子犬系男子
「キミちょっと…」

しつこいよ、と言おうとした瞬間、キラキラした瞳で「やっぱり先輩はかっこいいッス!!」と言って私をぎゅうぎゅうに抱きしめた。

苦しい離せ。

「キミいい加減に…」

「昨日初めて先輩と会ったときから綺麗な人だなって思ってて、今日改めて先輩と話してみてやっぱり俺先輩が好きです!!」

「ちょ、とりあえず離してくれるかな」

そう言って胸板を押せばスッと離れてくれた。

「俺先輩のこと…」

「わかった、わかったからとにかく学校へ行こう。遅刻する。」

七瀬くんの言葉を遮って時計をみれば8時ちょっとすぎ。

電車に15分揺られて歩いて10分。

8時30分から学校が始まるというのに、これじゃギリギリじゃないか。

いつも10分前には学校に着いてるっていうのに…ちくしょう…。

七瀬くんに至っては隣で「やった!先輩との初登校!」なんて言いながらルンルンで歩いている。

途中、「あ、コンビニ寄ってもいいッスか?」という七瀬くんの言葉にすかさず「置いてくよ」と言えばそそくさと小走りで私に着いて来た。

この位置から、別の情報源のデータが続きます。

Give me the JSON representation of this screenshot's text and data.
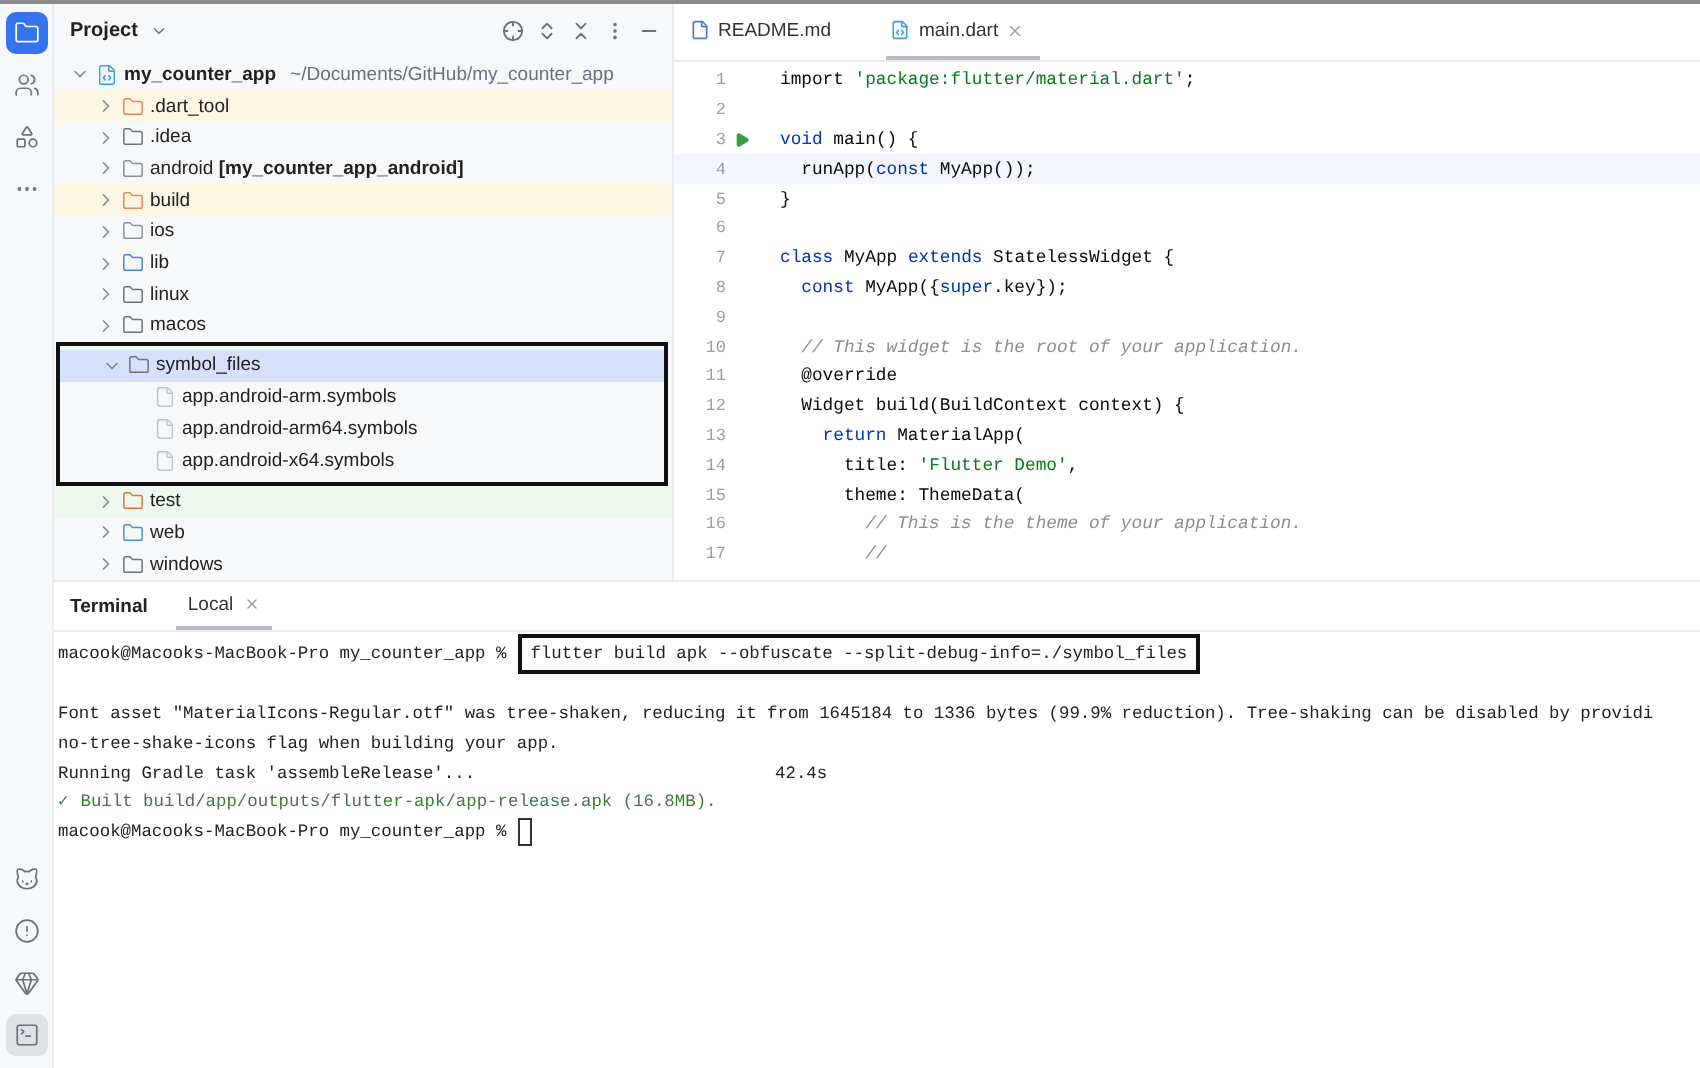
{
  "tool_strip": {
    "top_icons": [
      {
        "kind": "project",
        "selected": true
      },
      {
        "kind": "people",
        "selected": false
      },
      {
        "kind": "structure",
        "selected": false
      },
      {
        "kind": "more",
        "selected": false
      }
    ],
    "bottom_icons": [
      {
        "kind": "cat",
        "selected": false
      },
      {
        "kind": "problems",
        "selected": false
      },
      {
        "kind": "gem",
        "selected": false
      },
      {
        "kind": "terminal",
        "selected": true
      }
    ]
  },
  "project_panel": {
    "title": "Project",
    "tree": {
      "name": "my_counter_app",
      "path": "~/Documents/GitHub/my_counter_app",
      "kind": "root",
      "expanded": true,
      "selected": false,
      "children": [
        {
          "name": ".dart_tool",
          "kind": "excluded",
          "expanded": false,
          "selected": false
        },
        {
          "name": ".idea",
          "kind": "config",
          "expanded": false,
          "selected": false
        },
        {
          "name": "android **[my_counter_app_android]**",
          "kind": "module",
          "expanded": false,
          "selected": false
        },
        {
          "name": "build",
          "kind": "excluded",
          "expanded": false,
          "selected": false
        },
        {
          "name": "ios",
          "kind": "module",
          "expanded": false,
          "selected": false
        },
        {
          "name": "lib",
          "kind": "source",
          "expanded": false,
          "selected": false
        },
        {
          "name": "linux",
          "kind": "plain",
          "expanded": false,
          "selected": false
        },
        {
          "name": "macos",
          "kind": "plain",
          "expanded": false,
          "selected": false
        },
        {
          "name": "symbol_files",
          "kind": "plain",
          "expanded": true,
          "selected": true,
          "annotated": true,
          "children": [
            {
              "name": "app.android-arm.symbols",
              "kind": "file",
              "selected": false
            },
            {
              "name": "app.android-arm64.symbols",
              "kind": "file",
              "selected": false
            },
            {
              "name": "app.android-x64.symbols",
              "kind": "file",
              "selected": false
            }
          ]
        },
        {
          "name": "test",
          "kind": "test",
          "expanded": false,
          "selected": false
        },
        {
          "name": "web",
          "kind": "web",
          "expanded": false,
          "selected": false
        },
        {
          "name": "windows",
          "kind": "plain",
          "expanded": false,
          "selected": false
        }
      ]
    }
  },
  "editor": {
    "tabs": [
      {
        "label": "README.md",
        "kind": "markdown",
        "selected": false,
        "closable": false
      },
      {
        "label": "main.dart",
        "kind": "dart",
        "selected": true,
        "closable": true
      }
    ],
    "lines": [
      {
        "number": "1",
        "run": false,
        "current": false,
        "tokens": [
          {
            "kind": "plain",
            "text": "import "
          },
          {
            "kind": "string",
            "text": "'package:flutter/material.dart'"
          },
          {
            "kind": "plain",
            "text": ";"
          }
        ]
      },
      {
        "number": "2",
        "run": false,
        "current": false
      },
      {
        "number": "3",
        "run": true,
        "current": false,
        "tokens": [
          {
            "kind": "keyword",
            "text": "void "
          },
          {
            "kind": "plain",
            "text": "main() {"
          }
        ]
      },
      {
        "number": "4",
        "run": false,
        "current": true,
        "tokens": [
          {
            "kind": "plain",
            "text": "  runApp("
          },
          {
            "kind": "keyword",
            "text": "const "
          },
          {
            "kind": "plain",
            "text": "MyApp());"
          }
        ]
      },
      {
        "number": "5",
        "run": false,
        "current": false,
        "tokens": [
          {
            "kind": "plain",
            "text": "}"
          }
        ]
      },
      {
        "number": "6",
        "run": false,
        "current": false
      },
      {
        "number": "7",
        "run": false,
        "current": false,
        "tokens": [
          {
            "kind": "keyword",
            "text": "class "
          },
          {
            "kind": "plain",
            "text": "MyApp "
          },
          {
            "kind": "keyword",
            "text": "extends "
          },
          {
            "kind": "plain",
            "text": "StatelessWidget {"
          }
        ]
      },
      {
        "number": "8",
        "run": false,
        "current": false,
        "tokens": [
          {
            "kind": "keyword",
            "text": "  const "
          },
          {
            "kind": "plain",
            "text": "MyApp({"
          },
          {
            "kind": "keyword",
            "text": "super"
          },
          {
            "kind": "plain",
            "text": ".key});"
          }
        ]
      },
      {
        "number": "9",
        "run": false,
        "current": false
      },
      {
        "number": "10",
        "run": false,
        "current": false,
        "tokens": [
          {
            "kind": "comment",
            "text": "  // This widget is the root of your application."
          }
        ]
      },
      {
        "number": "11",
        "run": false,
        "current": false,
        "tokens": [
          {
            "kind": "plain",
            "text": "  @override"
          }
        ]
      },
      {
        "number": "12",
        "run": false,
        "current": false,
        "tokens": [
          {
            "kind": "plain",
            "text": "  Widget build(BuildContext context) {"
          }
        ]
      },
      {
        "number": "13",
        "run": false,
        "current": false,
        "tokens": [
          {
            "kind": "keyword",
            "text": "    return "
          },
          {
            "kind": "plain",
            "text": "MaterialApp("
          }
        ]
      },
      {
        "number": "14",
        "run": false,
        "current": false,
        "tokens": [
          {
            "kind": "plain",
            "text": "      title: "
          },
          {
            "kind": "string",
            "text": "'Flutter Demo'"
          },
          {
            "kind": "plain",
            "text": ","
          }
        ]
      },
      {
        "number": "15",
        "run": false,
        "current": false,
        "tokens": [
          {
            "kind": "plain",
            "text": "      theme: ThemeData("
          }
        ]
      },
      {
        "number": "16",
        "run": false,
        "current": false,
        "tokens": [
          {
            "kind": "comment",
            "text": "        // This is the theme of your application."
          }
        ]
      },
      {
        "number": "17",
        "run": false,
        "current": false,
        "tokens": [
          {
            "kind": "comment",
            "text": "        //"
          }
        ]
      }
    ]
  },
  "terminal": {
    "title": "Terminal",
    "tabs": [
      {
        "label": "Local",
        "selected": true
      }
    ],
    "lines": [
      {
        "kind": "prompt",
        "prompt": "macook@Macooks-MacBook-Pro my_counter_app %",
        "command": "flutter build apk --obfuscate --split-debug-info=./symbol_files",
        "annotated": true
      },
      {
        "kind": "blank"
      },
      {
        "kind": "output",
        "text": "Font asset \"MaterialIcons-Regular.otf\" was tree-shaken, reducing it from 1645184 to 1336 bytes (99.9% reduction). Tree-shaking can be disabled by providi"
      },
      {
        "kind": "output",
        "text": "no-tree-shake-icons flag when building your app."
      },
      {
        "kind": "progress",
        "text": "Running Gradle task 'assembleRelease'...",
        "time": "42.4s"
      },
      {
        "kind": "success",
        "mark": "✓",
        "text": "Built build/app/outputs/flutter-apk/app-release.apk (16.8MB)."
      },
      {
        "kind": "prompt",
        "prompt": "macook@Macooks-MacBook-Pro my_counter_app %",
        "cursor": true
      }
    ]
  }
}
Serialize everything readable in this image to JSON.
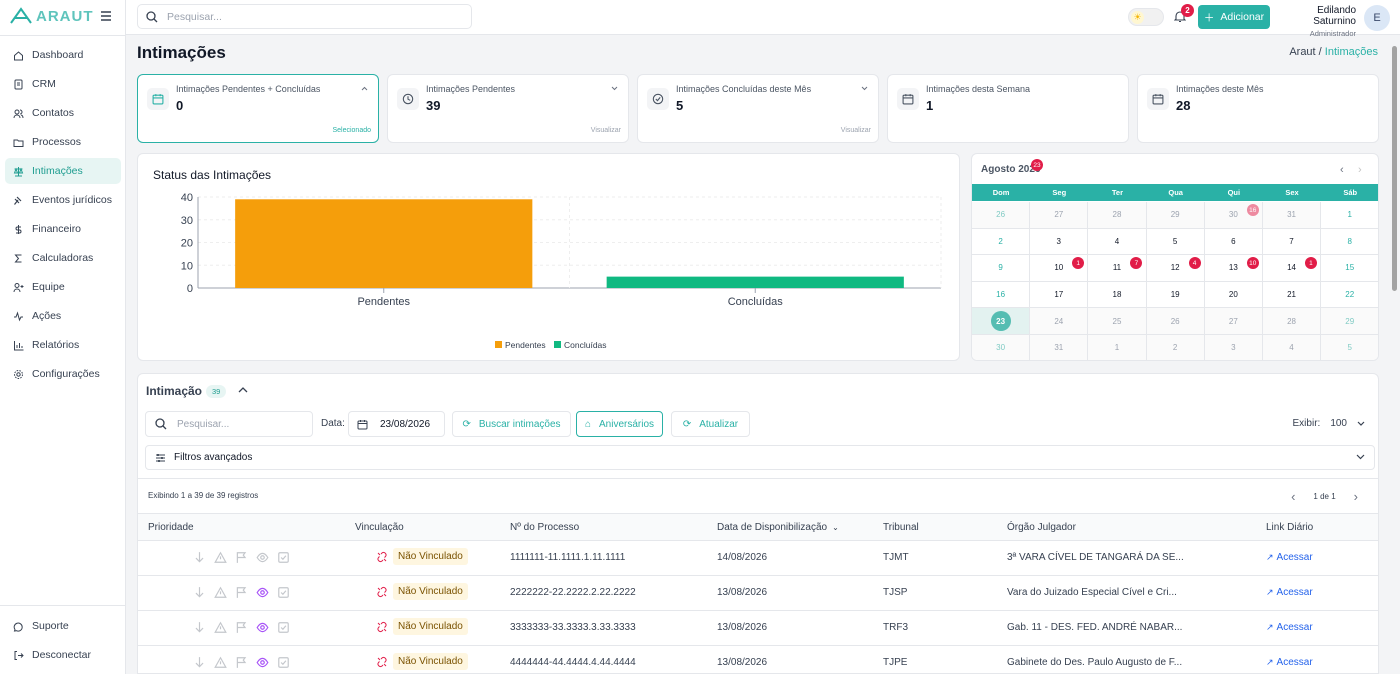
{
  "app": {
    "logo_text": "ARAUT"
  },
  "sidebar": {
    "items": [
      {
        "label": "Dashboard",
        "icon": "home-icon"
      },
      {
        "label": "CRM",
        "icon": "contacts-book-icon"
      },
      {
        "label": "Contatos",
        "icon": "users-icon"
      },
      {
        "label": "Processos",
        "icon": "folder-icon"
      },
      {
        "label": "Intimações",
        "icon": "scale-icon",
        "active": true
      },
      {
        "label": "Eventos jurídicos",
        "icon": "gavel-icon"
      },
      {
        "label": "Financeiro",
        "icon": "dollar-icon"
      },
      {
        "label": "Calculadoras",
        "icon": "sigma-icon"
      },
      {
        "label": "Equipe",
        "icon": "user-plus-icon"
      },
      {
        "label": "Ações",
        "icon": "activity-icon"
      },
      {
        "label": "Relatórios",
        "icon": "bar-chart-icon"
      },
      {
        "label": "Configurações",
        "icon": "gear-icon"
      }
    ],
    "bottom": [
      {
        "label": "Suporte",
        "icon": "chat-icon"
      },
      {
        "label": "Desconectar",
        "icon": "logout-icon"
      }
    ]
  },
  "topbar": {
    "search_placeholder": "Pesquisar...",
    "notifications": "2",
    "add_label": "Adicionar",
    "user_name": "Edilando Saturnino",
    "user_role": "Administrador",
    "avatar_initial": "E"
  },
  "page": {
    "title": "Intimações",
    "breadcrumb_root": "Araut",
    "breadcrumb_sep": "/",
    "breadcrumb_current": "Intimações"
  },
  "cards": [
    {
      "label": "Intimações Pendentes + Concluídas",
      "value": "0",
      "foot": "Selecionado",
      "chevron": "up"
    },
    {
      "label": "Intimações Pendentes",
      "value": "39",
      "foot": "Visualizar",
      "chevron": "down"
    },
    {
      "label": "Intimações Concluídas deste Mês",
      "value": "5",
      "foot": "Visualizar",
      "chevron": "down"
    },
    {
      "label": "Intimações desta Semana",
      "value": "1",
      "foot": "",
      "chevron": ""
    },
    {
      "label": "Intimações deste Mês",
      "value": "28",
      "foot": "",
      "chevron": ""
    }
  ],
  "chart_data": {
    "type": "bar",
    "title": "Status das Intimações",
    "categories": [
      "Pendentes",
      "Concluídas"
    ],
    "values": [
      39,
      5
    ],
    "colors": [
      "#f59e0b",
      "#10b981"
    ],
    "ylim": [
      0,
      40
    ],
    "yticks": [
      0,
      10,
      20,
      30,
      40
    ],
    "legend": [
      "Pendentes",
      "Concluídas"
    ],
    "legend_position": "bottom",
    "grid": true
  },
  "calendar": {
    "title": "Agosto 2026",
    "badge": "23",
    "weekdays": [
      "Dom",
      "Seg",
      "Ter",
      "Qua",
      "Qui",
      "Sex",
      "Sáb"
    ],
    "weeks": [
      [
        {
          "d": "26",
          "m": true
        },
        {
          "d": "27",
          "m": true
        },
        {
          "d": "28",
          "m": true
        },
        {
          "d": "29",
          "m": true
        },
        {
          "d": "30",
          "m": true,
          "c": "16",
          "fade": true
        },
        {
          "d": "31",
          "m": true
        },
        {
          "d": "1"
        }
      ],
      [
        {
          "d": "2"
        },
        {
          "d": "3"
        },
        {
          "d": "4"
        },
        {
          "d": "5"
        },
        {
          "d": "6"
        },
        {
          "d": "7"
        },
        {
          "d": "8"
        }
      ],
      [
        {
          "d": "9"
        },
        {
          "d": "10",
          "c": "1"
        },
        {
          "d": "11",
          "c": "7"
        },
        {
          "d": "12",
          "c": "4"
        },
        {
          "d": "13",
          "c": "10"
        },
        {
          "d": "14",
          "c": "1"
        },
        {
          "d": "15"
        }
      ],
      [
        {
          "d": "16"
        },
        {
          "d": "17"
        },
        {
          "d": "18"
        },
        {
          "d": "19"
        },
        {
          "d": "20"
        },
        {
          "d": "21"
        },
        {
          "d": "22"
        }
      ],
      [
        {
          "d": "23",
          "today": true
        },
        {
          "d": "24",
          "m": true
        },
        {
          "d": "25",
          "m": true
        },
        {
          "d": "26",
          "m": true
        },
        {
          "d": "27",
          "m": true
        },
        {
          "d": "28",
          "m": true
        },
        {
          "d": "29",
          "m": true
        }
      ],
      [
        {
          "d": "30",
          "m": true
        },
        {
          "d": "31",
          "m": true
        },
        {
          "d": "1",
          "m": true
        },
        {
          "d": "2",
          "m": true
        },
        {
          "d": "3",
          "m": true
        },
        {
          "d": "4",
          "m": true
        },
        {
          "d": "5",
          "m": true
        }
      ]
    ]
  },
  "list": {
    "title": "Intimação",
    "count": "39",
    "search_placeholder": "Pesquisar...",
    "date_label": "Data:",
    "date_value": "23/08/2026",
    "btn_buscar": "Buscar intimações",
    "btn_aniversarios": "Aniversários",
    "btn_atualizar": "Atualizar",
    "exibir_label": "Exibir:",
    "exibir_value": "100",
    "filtros_label": "Filtros avançados",
    "exibindo": "Exibindo 1 a 39 de 39 registros",
    "page": "1 de 1",
    "columns": [
      "Prioridade",
      "Vinculação",
      "Nº do Processo",
      "Data de Disponibilização",
      "Tribunal",
      "Órgão Julgador",
      "Link Diário"
    ],
    "rows": [
      {
        "vinc": "Não Vinculado",
        "proc": "1111111-11.1111.1.11.1111",
        "data": "14/08/2026",
        "trib": "TJMT",
        "orgao": "3ª VARA CÍVEL DE TANGARÁ DA SE...",
        "link": "Acessar",
        "eye": false
      },
      {
        "vinc": "Não Vinculado",
        "proc": "2222222-22.2222.2.22.2222",
        "data": "13/08/2026",
        "trib": "TJSP",
        "orgao": "Vara do Juizado Especial Cível e Cri...",
        "link": "Acessar",
        "eye": true
      },
      {
        "vinc": "Não Vinculado",
        "proc": "3333333-33.3333.3.33.3333",
        "data": "13/08/2026",
        "trib": "TRF3",
        "orgao": "Gab. 11 - DES. FED. ANDRÉ NABAR...",
        "link": "Acessar",
        "eye": true
      },
      {
        "vinc": "Não Vinculado",
        "proc": "4444444-44.4444.4.44.4444",
        "data": "13/08/2026",
        "trib": "TJPE",
        "orgao": "Gabinete do Des. Paulo Augusto de F...",
        "link": "Acessar",
        "eye": true
      }
    ]
  },
  "colors": {
    "accent": "#2ab1a6",
    "danger": "#e11d48",
    "pending": "#f59e0b",
    "done": "#10b981"
  }
}
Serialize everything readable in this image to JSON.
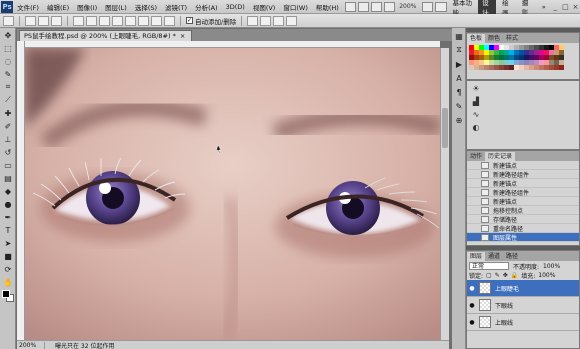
{
  "menubar": {
    "logo": "Ps",
    "items": [
      "文件(F)",
      "编辑(E)",
      "图像(I)",
      "图层(L)",
      "选择(S)",
      "滤镜(T)",
      "分析(A)",
      "3D(D)",
      "视图(V)",
      "窗口(W)",
      "帮助(H)"
    ],
    "zoom": "200%",
    "workspaces": [
      "基本功能",
      "设计",
      "绘画",
      "摄影"
    ],
    "active_workspace": "设计",
    "more": "»",
    "window_controls": [
      "_",
      "□",
      "×"
    ]
  },
  "options": {
    "auto_add_delete_label": "自动添加/删除"
  },
  "document": {
    "tab_title": "PS鼠手绘教程.psd @ 200% (上眼睫毛, RGB/8#) *",
    "tab_close": "×",
    "status_zoom": "200%",
    "status_info": "曝光只在 32 位起作用"
  },
  "swatches_panel": {
    "tabs": [
      "色板",
      "颜色",
      "样式"
    ],
    "colors": [
      "#ff0000",
      "#ffff00",
      "#00ff00",
      "#00ffff",
      "#0000ff",
      "#ff00ff",
      "#ffffff",
      "#e6e6e6",
      "#cccccc",
      "#b3b3b3",
      "#999999",
      "#808080",
      "#666666",
      "#4d4d4d",
      "#333333",
      "#1a1a1a",
      "#000000",
      "#ff6666",
      "#ffcc66",
      "#ed1c24",
      "#f26522",
      "#f7941d",
      "#fff200",
      "#8dc63f",
      "#39b54a",
      "#00a651",
      "#00a99d",
      "#00aeef",
      "#0072bc",
      "#0054a6",
      "#2e3192",
      "#662d91",
      "#92278f",
      "#ec008c",
      "#ed145b",
      "#f06eaa",
      "#c69c6d",
      "#8c6239",
      "#9e0b0f",
      "#a0410d",
      "#a36209",
      "#aba000",
      "#598527",
      "#197b30",
      "#007236",
      "#00746b",
      "#0076a3",
      "#004a80",
      "#003471",
      "#1b1464",
      "#440e62",
      "#630460",
      "#9e005d",
      "#9e0039",
      "#754c24",
      "#603913",
      "#362f2d",
      "#f7977a",
      "#f9ad81",
      "#fdc68a",
      "#fff79a",
      "#c4df9b",
      "#a3d39c",
      "#82ca9d",
      "#7bcdc8",
      "#6ecff6",
      "#7ea7d8",
      "#8493ca",
      "#8882be",
      "#a187be",
      "#bc8cbf",
      "#f49ac2",
      "#f6989d",
      "#998675",
      "#736357",
      "#c7b299",
      "#e0c8b0",
      "#d4b39a",
      "#c79a86",
      "#b98170",
      "#aa6b5b",
      "#9a5648",
      "#8a4238",
      "#7a2f29",
      "#6a1d1b",
      "#ffe4d6",
      "#f2cdb9",
      "#e6b7a0",
      "#d9a188",
      "#cc8b72",
      "#bf765d",
      "#b2614a",
      "#a54d38",
      "#983a28",
      "#8b2818"
    ]
  },
  "history_panel": {
    "tabs": [
      "动作",
      "历史记录"
    ],
    "rows": [
      "新建锚点",
      "新建路径组件",
      "新建锚点",
      "新建路径组件",
      "新建锚点",
      "拖移控制点",
      "存储路径",
      "重命名路径",
      "图层属性"
    ],
    "selected_index": 8
  },
  "layers_panel": {
    "tabs": [
      "图层",
      "通道",
      "路径"
    ],
    "blend_mode": "正常",
    "opacity_label": "不透明度:",
    "opacity_value": "100%",
    "lock_label": "锁定:",
    "fill_label": "填充:",
    "fill_value": "100%",
    "layers": [
      "上眼睫毛",
      "下眼线",
      "上眼线"
    ],
    "selected_index": 0
  },
  "colors": {
    "accent": "#3d6fbe",
    "skin": "#d9b5b0",
    "iris": "#4a3a78"
  },
  "icons": [
    "move-icon",
    "marquee-icon",
    "lasso-icon",
    "quick-select-icon",
    "crop-icon",
    "eyedropper-icon",
    "healing-icon",
    "brush-icon",
    "stamp-icon",
    "history-brush-icon",
    "eraser-icon",
    "gradient-icon",
    "blur-icon",
    "dodge-icon",
    "pen-icon",
    "type-icon",
    "path-select-icon",
    "shape-icon",
    "3d-rotate-icon",
    "hand-icon",
    "zoom-icon"
  ]
}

お前は犬か。

ただでさえ遅刻しそうなんだ、勘弁してほしい。



登校中、七瀬くんとの会話が尽きることはなかった。(というより七瀬くんが勝手に喋っていた)

その中の会話で「先輩!俺のこと下の名前で呼んで下さい!」なんて言うから「閭くん?」と言えばものすごくニコニコされた。

でも、閭くんって言いにくいといえば「みんなからはりょっくんって呼ばれてますよ!」とまたもニコニコ私を見てくるもんだからこっちは苦笑い。

私にりょっくんと呼べと言うのだろうか…なんかものすごく嫌だ。

苦笑いしながら「いや、私はやはり七瀬くんで…」と言えば「えぇー!」と不満そうな声が上がるが無視だ。

歩く速度を速めれば「あ!待ってくださいよぉ!」と言って、てとてとついてくる。

身長もそこまで高い方じゃないし、どちらかというと小型犬?

とにかく本当に犬みたいな子だ。







無事学校には着いたが、8時35分…

「あちゃー、遅刻ッスねぇ…ふぁ…」

なに呑気にあくびなんてしてるんだこいつは。

元はと言えばキミのせいなのですよ七瀬くん。

2人で下駄箱に行き靴を履き替えてお互いの教室に向かう。

別れ際に七瀬くんが口を開いた。

「先輩!また会いに来ますね!」

もう来るな、と出かけた言葉を飲み込んで「ほどほどにね」と言っておいた。



それにしても疲れた。朝からこんなにげっそりしたのは初めてだ。

しかも高校に入って初めて遅刻してしまった。

遅刻してしまったものはもう仕方ないけど七瀬くん、恨むよ。

「ハァ…」とため息を吐いたところで教室に向かう足を速めた。